Now, for me, the same heck happens in video games.
On Monday, the 20th anniversary of the release of the first game, Fortnite and Apex Legends – games dominated by teens and their agile brains – Big Papa Bear Halo is back.launched its free-to-play multiplayer and there was great joy. After years in the desert, play another violin to play as
I had been waiting a long time for this moment. As a 40-year-old man who plays video games regularly, I was driven away from first-person shooters – a genre that increasingly felt like a crooked pinball machine stacked with loot boxes and still-rotating level-up counters. Online games like Fortnite felt more like hyperactive Skinner boxes, designed to keep players spending money at all costs, than a test of teamwork and skills.
But Halo was my thing. I played heaps of Halo, especially in Halo 2 to the Halo 3 era. That was the online shooter I was a little good at? I spent hundreds (maybe even thousands) of hours playing at a decent level. I understood the strategies and the balance of weapons implicitly. Unlike Apex Legends or PUBG or Overwatch, I knew how Halo worked on a basic level.
So I jumped on Halo Infinite on day one and expected to be … maybe not dominant, but at least competitive. On day one, everyone learns a new game and adapts to new mechanics, weapons, and metas. People with a basic grounding in Halo should have an advantage.

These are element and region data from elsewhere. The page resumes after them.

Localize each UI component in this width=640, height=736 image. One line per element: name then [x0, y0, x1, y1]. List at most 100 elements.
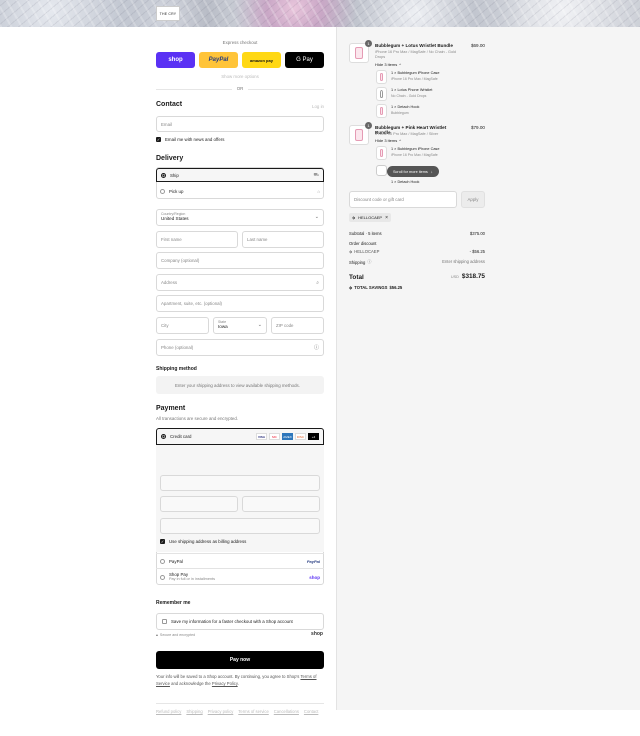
- email-field[interactable]: Email: [156, 116, 324, 132]
- subitem-title: 1 × Bubblegum iPhone Case: [391, 147, 440, 151]
- address-field[interactable]: Address ⌕: [156, 274, 324, 291]
- chevron-down-icon: ⌄: [314, 214, 319, 220]
- pickup-label: Pick up: [169, 188, 184, 194]
- pickup-radio[interactable]: [160, 188, 165, 194]
- help-icon[interactable]: ⓘ: [367, 259, 371, 265]
- credit-card-radio[interactable]: [161, 434, 166, 439]
- or-label: OR: [232, 86, 248, 91]
- store-logo[interactable]: THE CRY: [156, 6, 180, 21]
- save-info-label: Save my information for a faster checkou…: [171, 619, 293, 624]
- show-more-options-link[interactable]: Show more options: [156, 74, 324, 79]
- news-checkbox-row[interactable]: ✓ Email me with news and offers: [156, 137, 224, 142]
- paypal-radio[interactable]: [160, 558, 165, 564]
- subitem-thumbnail: [376, 104, 387, 118]
- item-variant: iPhone 16 Pro Max / MagSafe / Silver: [375, 132, 439, 136]
- city-field[interactable]: City: [156, 317, 209, 334]
- login-link[interactable]: Log in: [312, 104, 324, 109]
- ship-radio[interactable]: [161, 172, 166, 178]
- privacy-policy-link[interactable]: Privacy policy: [208, 708, 234, 716]
- tag-icon: ⬗: [352, 215, 356, 220]
- remove-code-icon[interactable]: ×: [385, 215, 388, 221]
- savings-label: TOTAL SAVINGS: [354, 285, 388, 290]
- card-brands: VISA MC AMEX DISC +4: [256, 433, 319, 440]
- first-name-field[interactable]: First name: [156, 231, 238, 248]
- total-savings: ⬗ TOTAL SAVINGS $56.25: [349, 285, 402, 290]
- subitem-thumbnail: [376, 87, 387, 101]
- checkmark-icon[interactable]: ✓: [160, 539, 165, 544]
- privacy-link[interactable]: Privacy Policy: [212, 681, 238, 686]
- zip-field[interactable]: ZIP code: [271, 317, 324, 334]
- item-variant: iPhone 16 Pro Max / MagSafe / No Chain -…: [375, 50, 457, 60]
- billing-same-label: Use shipping address as billing address: [169, 539, 247, 544]
- apartment-field[interactable]: Apartment, suite, etc. (optional): [156, 295, 324, 312]
- remember-me-heading: Remember me: [156, 600, 191, 606]
- billing-same-row[interactable]: ✓ Use shipping address as billing addres…: [160, 539, 246, 544]
- secure-note: 🔒︎ Secure and encrypted: [156, 633, 195, 637]
- hide-items-toggle[interactable]: Hide 3 items ^: [375, 62, 401, 67]
- quantity-badge: 1: [365, 40, 372, 47]
- state-select[interactable]: State Iowa ⌄: [213, 317, 267, 334]
- shoppay-radio[interactable]: [160, 574, 165, 580]
- ship-option[interactable]: Ship ⛟: [156, 168, 324, 182]
- paypal-logo-icon: PayPal: [306, 558, 320, 564]
- discount-field[interactable]: Discount code or gift card: [349, 191, 457, 208]
- name-on-card-field[interactable]: [160, 518, 320, 534]
- refund-policy-link[interactable]: Refund policy: [156, 708, 181, 716]
- ship-label: Ship: [170, 172, 179, 178]
- pickup-option[interactable]: Pick up ⌂: [156, 184, 324, 198]
- save-info-row[interactable]: Save my information for a faster checkou…: [156, 613, 324, 630]
- shoppay-option[interactable]: Shop Pay Pay in full or in installments …: [156, 568, 324, 585]
- scroll-more-pill[interactable]: Scroll for more items ↓: [387, 166, 439, 177]
- help-icon[interactable]: ⓘ: [314, 344, 319, 351]
- expiry-field[interactable]: [160, 496, 238, 512]
- delivery-heading: Delivery: [156, 155, 184, 162]
- chevron-up-icon: ^: [399, 138, 402, 143]
- save-info-checkbox[interactable]: [162, 619, 167, 624]
- google-pay-button[interactable]: G Pay: [285, 52, 324, 68]
- paypal-button[interactable]: PayPal: [199, 52, 238, 68]
- phone-field[interactable]: Phone (optional) ⓘ: [156, 339, 324, 356]
- item-price: $69.00: [470, 43, 485, 48]
- footer-links: Refund policy Shipping Privacy policy Te…: [156, 708, 324, 716]
- card-number-field[interactable]: [160, 475, 320, 491]
- shop-logo-icon: shop: [309, 574, 320, 580]
- pay-now-button[interactable]: Pay now: [156, 651, 324, 669]
- hide-items-label: Hide 3 items: [375, 138, 398, 143]
- subitem-title: 1 × Bubblegum iPhone Case: [391, 71, 440, 75]
- paypal-option[interactable]: PayPal PayPal: [156, 553, 324, 568]
- apply-button[interactable]: Apply: [461, 191, 485, 208]
- total-label: Total: [349, 274, 364, 281]
- security-code-field[interactable]: [242, 496, 320, 512]
- credit-card-option[interactable]: Credit card VISA MC AMEX DISC +4: [156, 428, 324, 445]
- contact-link[interactable]: Contact: [304, 708, 318, 716]
- checkmark-icon[interactable]: ✓: [156, 137, 161, 142]
- payment-heading: Payment: [156, 405, 186, 412]
- shoppay-text: Shop Pay Pay in full or in installments: [169, 572, 215, 583]
- company-field[interactable]: Company (optional): [156, 252, 324, 269]
- item-title: Bubblegum + Lotus Wristlet Bundle: [375, 43, 453, 48]
- summary-content: 1 Bubblegum + Lotus Wristlet Bundle $69.…: [349, 27, 485, 710]
- last-name-field[interactable]: Last name: [242, 231, 324, 248]
- amazon-pay-button[interactable]: amazon pay: [242, 52, 281, 68]
- currency-code: USD: [450, 274, 459, 279]
- shipping-label: Shipping: [349, 259, 366, 265]
- subitem-title: 1 × Detach Hook: [391, 105, 420, 109]
- express-checkout-title: Express checkout: [222, 40, 258, 45]
- more-cards-badge: +4: [308, 433, 319, 440]
- total-amount: USD $318.75: [451, 273, 485, 280]
- visa-icon: VISA: [256, 433, 267, 440]
- shipping-link[interactable]: Shipping: [186, 708, 202, 716]
- shipping-value: Enter shipping address: [442, 259, 485, 264]
- scroll-fade: [349, 183, 485, 187]
- discover-icon: DISC: [295, 433, 306, 440]
- hide-items-toggle[interactable]: Hide 3 items ^: [375, 138, 401, 143]
- country-select[interactable]: Country/Region United States ⌄: [156, 209, 324, 226]
- terms-of-service-link[interactable]: Terms of service: [238, 708, 268, 716]
- subitem-variant: iPhone 16 Pro Max / MagSafe: [391, 77, 438, 81]
- subtotal-value: $375.00: [469, 231, 485, 236]
- cancellations-link[interactable]: Cancellations: [274, 708, 299, 716]
- subitem-variant: No Chain - Gold Drops: [391, 94, 427, 98]
- shop-pay-button[interactable]: shop: [156, 52, 195, 68]
- store-icon: ⌂: [317, 188, 320, 194]
- search-icon: ⌕: [316, 279, 319, 286]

Every game – every single games – I was about to be torn down. Either Halo has changed dramatically, or I’ve gotten a lot worse. Almost certainly it is the latter.
I could feel it right away. Like a football player who had lost both his legs and his first touch, I could not even aim properly. I was not quite sure where I was going to be in the room and I certainly could not respond to threats quickly enough. One of Halo’s strengths as a video game is that it allows players to outsmart each other. Unlike, for example, Call of Duty, you are not automatically dead if someone discovers you first – you have a chance to outmaneuver and outfox opponents if you are smart and have a good goal.
Unfortunately, I am not smart and I no longer have a good goal.
I’m getting old.
Which has made me think. As a 40-year-old, in my sporting life, no one expects me to compete with Kylian Mbappé-like 20-year-old rattling it up and down the wing at top speed. It is understood that I no longer belong to people in their absolute physical best age.
No, I play in over-35 or in “masters”, competitions where I am surrounded by people whose best years are clearly behind them. Is there any good reason why we can not do the same with video games? Is there any good reason why online games like Halo can not provide playlists exclusively for aging vessels like the one I currently have?
Think about it. The time is 21.00. It has been a long day. You’ve put a 10-hour shift to work and your brain is out of breath. Your disgusting toddlers are bathed, cleansed of feces and vomit, and finally asleep. You have 60 precious minutes of free time before you have to drag your broken body back to bed and do it all over again.
Do you really want to spend those minutes getting humiliated by teens set up on Mountain Dew? No, you want to play at a comfortable middle-aged pace and have fun.
Of course you could create customs. But everyone over the age of 35 knows how difficult it is to gather a group of like-minded friends for a quick game. We all scrub vomit and feces on different timelines.
And of course, the logistics of actually enforcing an age barrier could be difficult. I actually do not know how to effectively make it happen, but I know I want it to happen. And if a game developer somehow did make it happen, I would be eternally grateful.
Because I’m old. I’m bad at video games. My best age is disappearing in hindsight, but I still want to enjoy the things I once enjoyed doing. Help me!
Give me my over 35 Halo playlist, for hell!
Disclaimers for mcutimes.com
All the information on this website - https://mcutimes.com - is published in good faith and for general information purpose only. mcutimes.com does not make any warranties about the completeness, reliability, and accuracy of this information. Any action you take upon the information you find on this website (mcutimes.com), is strictly at your own risk. mcutimes.com will not be liable for any losses and/or damages in connection with the use of our website.